Unemployment, high transport costs

As for jobs, they too remain scarce, with unemployment remaining a common complaint amongst Nangarhar returnees.

"Lack of access to jobs is another major obstacle to return," Tan added, citing a strong need for vocational training and micro-credit projects to enable returnees to rebuild their lives.

More than 70 percent of Afghans living in Pakistan are illiterate and most returnees are unskilled, making it increasingly difficult for them to find jobs.

Meanwhile, many returnees in Nangarhar point out a number of other problems, which they say have undermined their living conditions after repatriating from Pakistan.

Mawlawi Gul Rasool, a construction worker in Jalalabad, said due to poor transport links between his village and Jalalabad, he ends up spending most of his salary just getting to work.

"I earn 150 Afghani [$3] a day and spend 80 Afghani [$1.60] on the daily return journey to Jalalabad," Rasool said.

Lack of optimism

The provincial capital, home to some 500,000 inhabitants, has a sporadic electricity supply, and areas outside the city fare even worse.

Such realities have left many Afghans in Nangarhar and beyond with a nostalgic feeling about their lives back in Pakistan as refugees.

"Our lives were better in Pakistan. At least there we had power and gas," one returnee grumbled.

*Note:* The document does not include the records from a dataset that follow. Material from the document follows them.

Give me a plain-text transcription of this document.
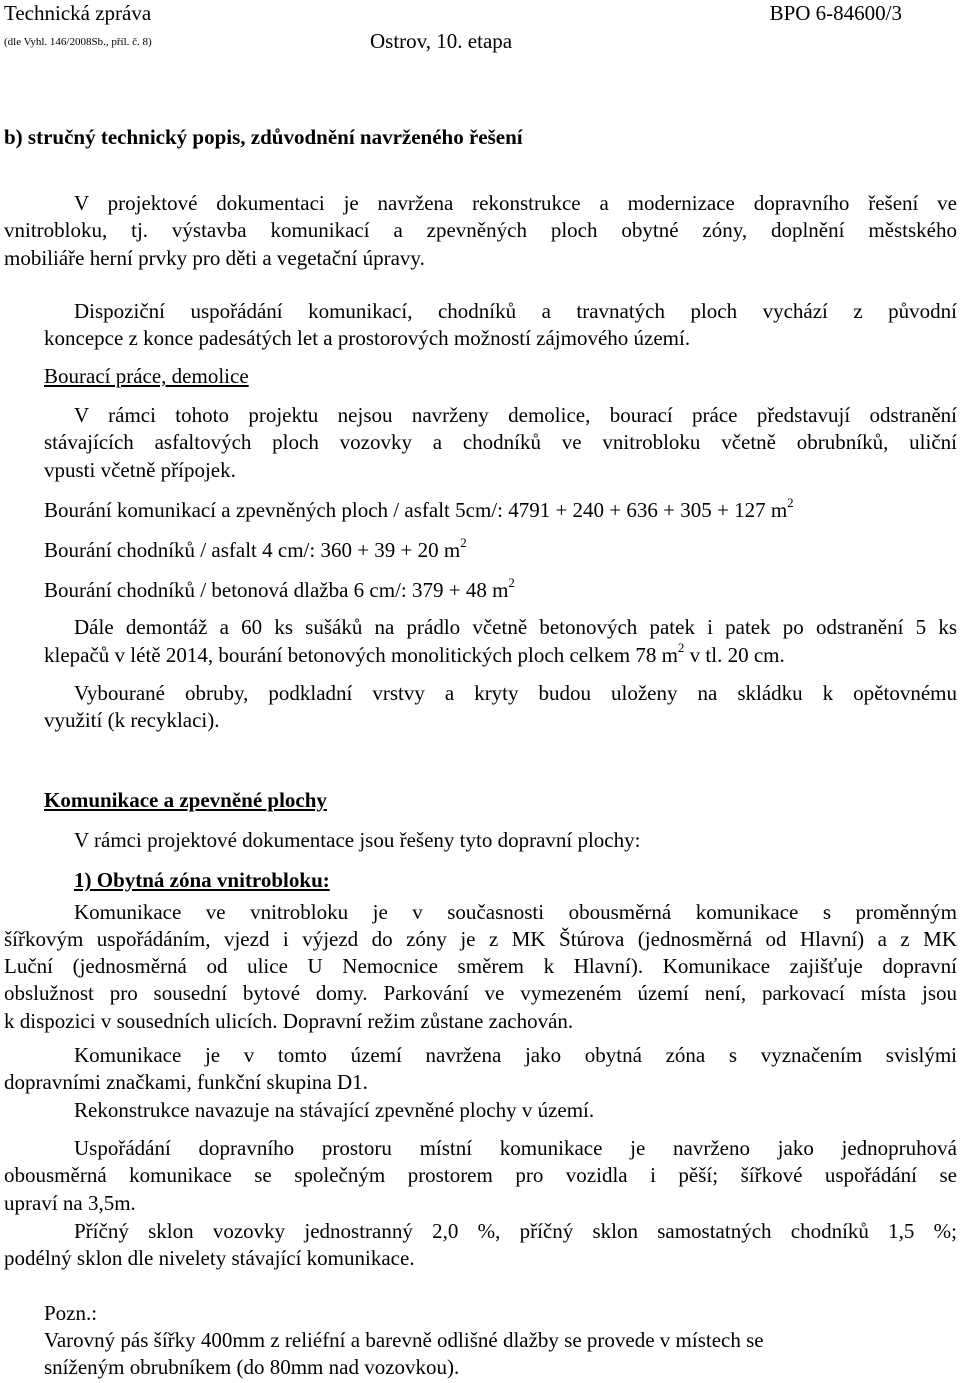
Technická zpráva
(dle Vyhl. 146/2008Sb., příl. č. 8)	Ostrov, 10. etapa
BPO 6-84600/3
b) stručný technický popis, zdůvodnění navrženého řešení
V projektové dokumentaci je navržena rekonstrukce a modernizace dopravního řešení ve
vnitrobloku, tj. výstavba komunikací a zpevněných ploch obytné zóny, doplnění městského
mobiliáře herní prvky pro děti a vegetační úpravy.
Dispoziční uspořádání komunikací, chodníků a travnatých ploch vychází z původní
koncepce z konce padesátých let a prostorových možností zájmového území.
Bourací práce, demolice
V rámci tohoto projektu nejsou navrženy demolice, bourací práce představují odstranění
stávajících asfaltových ploch vozovky a chodníků ve vnitrobloku včetně obrubníků, uliční
vpusti včetně přípojek.
Bourání komunikací a zpevněných ploch / asfalt 5cm/: 4791 + 240 + 636 + 305 + 127 $m^2$
Bourání chodníků / asfalt 4 cm/: 360 + 39 + 20 $m^2$
Bourání chodníků / betonová dlažba 6 cm/: 379 + 48 $m^2$
Dále demontáž a 60 ks sušáků na prádlo včetně betonových patek i patek po odstranění 5 ks
klepačů v létě 2014, bourání betonových monolitických ploch celkem 78 $m^2$ v tl. 20 cm.
Vybourané obruby, podkladní vrstvy a kryty budou uloženy na skládku k opětovnému
využití (k recyklaci).
Komunikace a zpevněné plochy
V rámci projektové dokumentace jsou řešeny tyto dopravní plochy:
1) Obytná zóna vnitrobloku:
Komunikace ve vnitrobloku je v současnosti obousměrná komunikace s proměnným
šířkovým uspořádáním, vjezd i výjezd do zóny je z MK Štúrova (jednosměrná od Hlavní) a z MK
Luční (jednosměrná od ulice U Nemocnice směrem k Hlavní). Komunikace zajišťuje dopravní
obslužnost pro sousední bytové domy. Parkování ve vymezeném území není, parkovací místa jsou
k dispozici v sousedních ulicích. Dopravní režim zůstane zachován.
Komunikace je v tomto území navržena jako obytná zóna s vyznačením svislými
dopravními značkami, funkční skupina D1.
Rekonstrukce navazuje na stávající zpevněné plochy v území.
Uspořádání dopravního prostoru místní komunikace je navrženo jako jednopruhová
obousměrná komunikace se společným prostorem pro vozidla i pěší; šířkové uspořádání se
upraví na 3,5m.
Příčný sklon vozovky jednostranný 2,0 %, příčný sklon samostatných chodníků 1,5 %;
podélný sklon dle nivelety stávající komunikace.
Pozn.:
Varovný pás šířky 400mm z reliéfní a barevně odlišné dlažby se provede v místech se
sníženým obrubníkem (do 80mm nad vozovkou).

And while Nangarhar's director of refugee and returnee affairs, Hassan Shinwary, sympathised with the plight of such returnees, he said the Afghan government was doing everything it could to help them.

"We are doing everything in our capacity to help the re-integration of Afghan returnees. Yet, we should remember that Afghanistan is a poor, war-ravaged and underdeveloped country," Shinwary said. "It will take time before the problems of returnees are sorted out."

But for many Afghans on the other side of the border looking in, that time is slowly running out. After years of promises, the situation is increasingly less appealing, with many Afghans taking a less than optimistic view of their country's peace and stability.

"We do not know what is going to happen six months from now," Nematullah, a Nangarhar resident, shrugged.

"The Taliban are becoming stronger every day and we don't trust the Americans. They will be here as long as it is in their interest to stay. [Then] They will fly like pigeons and abandon us as they have in the past."